Alfred Stieglitz and Gallery 291A Modern Art Revolution Before the inventory ShowQuite a few years agothere got to bea place.The place grewthe place shiftedthe place was where this man was.Shiftis something that cannot be tiedcannot be pigeonholed.It jumpsit boundsit glidesit SHIFTSit must pull in freedom.It seems those who do that worth the doingare possessed of good eyesalive eyeswarm eyesit seems they radiate a fire at bottom outward.The places they inhabit have a light burninga light seen from near and far by those who need this lightand this light sometimes fatefulsometimes brilliantnever out.To realize such a placea very tangible place was and is this mans dream. rear Marin about Alfred Stieglitz1 On February 17, 1913 the International Exhibition of Modern Art, or the Armory Show, opened to the public.
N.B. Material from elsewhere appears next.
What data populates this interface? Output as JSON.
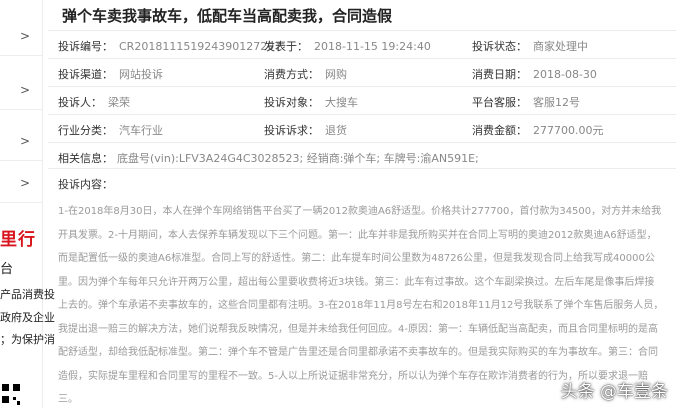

It is unlikely that the some 4,000 guests milling around the eighteen rooms of the 69th reg iment Armory in New York that night could have realized the extent to which the artwork displayed would set take away a revolution that would sweep the nation. Response to the Armory Show, however, was sensational. During the month long exhibition the, Armory Show became the talk of the town. The galleries were constantly full of people who came to gape at the spectacle, artists who came to study or deride, and celebrities and socialites who came to see and be seen. Former President Teddy Roosevelt even made a visit to the show praising the spirit of modernity present in the venture, but leery of the so called radical art of the European avant-garde. In his response to the show published in Outlook, Roosevelt commented It is vitally necessary to move forward and to shake off the dead hand of the reactionaries and yet we have to face the fact that there is apt to be a lunatic fringe among the votaries of any forward movement.2 In this statement Roosevelt summarized the public reactions to the show.